ケネディ一族の航空事故

 ケネディ家には何故あれほど次々と悲劇が起こるのか。何かにたたられているのではないかという人がいる。それに対して、7月26日夜のNHK-TV「クローズアップ現代」では、あの一族はベンチャー・ビジネスならぬ「ベンチャー・ポリティックス」とでもいうべき傾向があるからではないかという意味の解説があった。

 ただし解説者の猿谷要先生がこんなヘンな言葉を使ったわけではない。言いたいことは政治的、社会的にきわどい場面で、ふつうの人ならばしり込みするようなとき、ケネディ一族は逆に一歩前に出てゆくのだそうである。

 だから暗殺されたケネディ大統領の長兄、ジョセフ・ケネディ(1915年生)が1944年8月8日、第2次大戦中の軍隊にあって危険と見られた秘密の爆撃任務に参加、搭乗した爆撃機が空中爆発で死亡したのも同じ精神から出たものらしい。
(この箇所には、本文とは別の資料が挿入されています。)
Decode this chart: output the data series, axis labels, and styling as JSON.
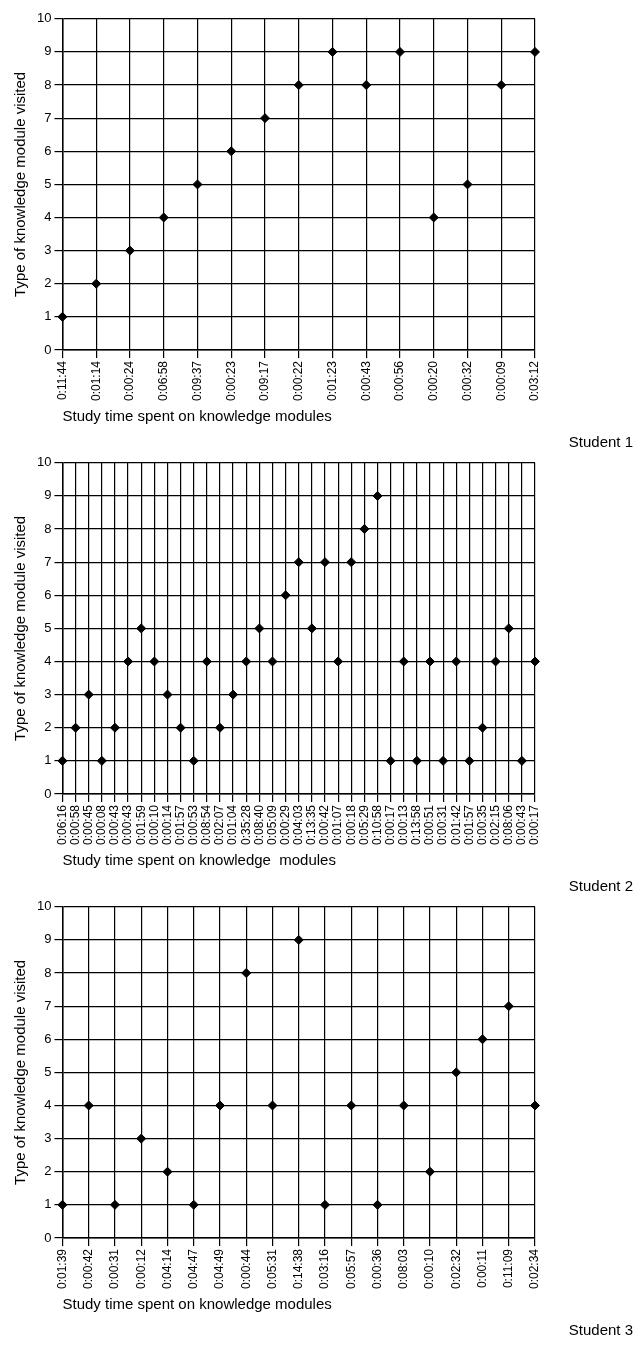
{
  "chart_data": [
    {
      "type": "scatter",
      "xlabel": "Study time spent on knowledge modules",
      "ylabel": "Type of knowledge module visited",
      "annotations": [
        "Student 1"
      ],
      "categories": [
        "0:11:44",
        "0:01:14",
        "0:00:24",
        "0:06:58",
        "0:09:37",
        "0:00:23",
        "0:09:17",
        "0:00:22",
        "0:01:23",
        "0:00:43",
        "0:00:56",
        "0:00:20",
        "0:00:32",
        "0:00:09",
        "0:03:12"
      ],
      "series": [
        {
          "color": "#000000",
          "values": [
            1,
            2,
            3,
            4,
            5,
            6,
            7,
            8,
            9,
            8,
            9,
            4,
            5,
            8,
            9
          ]
        }
      ],
      "ylim": [
        0,
        10
      ],
      "yticks": [
        0,
        1,
        2,
        3,
        4,
        5,
        6,
        7,
        8,
        9,
        10
      ],
      "grid": true,
      "marker": "diamond"
    },
    {
      "type": "scatter",
      "xlabel": "Study time spent on knowledge  modules",
      "ylabel": "Type of knowledge module visited",
      "annotations": [
        "Student 2"
      ],
      "categories": [
        "0:06:16",
        "0:00:58",
        "0:00:45",
        "0:00:08",
        "0:00:43",
        "0:00:43",
        "0:01:59",
        "0:00:10",
        "0:00:14",
        "0:01:57",
        "0:00:53",
        "0:08:54",
        "0:02:07",
        "0:01:04",
        "0:35:28",
        "0:08:40",
        "0:05:09",
        "0:00:29",
        "0:04:03",
        "0:13:35",
        "0:00:42",
        "0:01:07",
        "0:00:18",
        "0:05:29",
        "0:10:58",
        "0:00:17",
        "0:00:13",
        "0:13:58",
        "0:00:51",
        "0:00:31",
        "0:01:42",
        "0:01:57",
        "0:00:35",
        "0:02:15",
        "0:08:06",
        "0:00:43",
        "0:00:17"
      ],
      "series": [
        {
          "color": "#000000",
          "values": [
            1,
            2,
            3,
            1,
            2,
            4,
            5,
            4,
            3,
            2,
            1,
            4,
            2,
            3,
            4,
            5,
            4,
            6,
            7,
            5,
            7,
            4,
            7,
            8,
            9,
            1,
            4,
            1,
            4,
            1,
            4,
            1,
            2,
            4,
            5,
            1,
            4
          ]
        }
      ],
      "ylim": [
        0,
        10
      ],
      "yticks": [
        0,
        1,
        2,
        3,
        4,
        5,
        6,
        7,
        8,
        9,
        10
      ],
      "grid": true,
      "marker": "diamond"
    },
    {
      "type": "scatter",
      "xlabel": "Study time spent on knowledge modules",
      "ylabel": "Type of knowledge module visited",
      "annotations": [
        "Student 3"
      ],
      "categories": [
        "0:01:39",
        "0:00:42",
        "0:00:31",
        "0:00:12",
        "0:04:14",
        "0:04:47",
        "0:04:49",
        "0:00:44",
        "0:05:31",
        "0:14:38",
        "0:03:16",
        "0:05:57",
        "0:00:36",
        "0:08:03",
        "0:00:10",
        "0:02:32",
        "0:00:11",
        "0:11:09",
        "0:02:34"
      ],
      "series": [
        {
          "color": "#000000",
          "values": [
            1,
            4,
            1,
            3,
            2,
            1,
            4,
            8,
            4,
            9,
            1,
            4,
            1,
            4,
            2,
            5,
            6,
            7,
            4
          ]
        }
      ],
      "ylim": [
        0,
        10
      ],
      "yticks": [
        0,
        1,
        2,
        3,
        4,
        5,
        6,
        7,
        8,
        9,
        10
      ],
      "grid": true,
      "marker": "diamond"
    }
  ]
}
享年29歳であった。

 ケネディ家を襲った次の航空事故は1948年5月13日、大統領の妹のキャサリンを死亡させた。彼女は母親の反対を押し切って、勘当の宣告を受けながら妻子ある人と駆け落ちの途中、2人の乗った小型機が山にぶつかったのである。享年28歳。

 また上院議員のエドワード・ケネディも1964年、飛行機の事故で怪我をしている。そして今回、ケネディJrなど一族の3人が、またしても航空事故に遭遇した。

 航空は、それ自体ベンチャーである。そこからできるだけベンチャー的な要素を取り除き、安全で信頼できる日常的な乗り物にしようというのがこの100年間、航空人のめざしてきた努力目標であった。

 しかし一方では、ベンチャー・スピリットがなければ航空の進歩はあり得ない。だからケネディJrの今回の死出の飛行を、航空の信頼を損なう無謀な行為と見るか、進歩のための犠牲と見るか、私は結論が出せないでいる。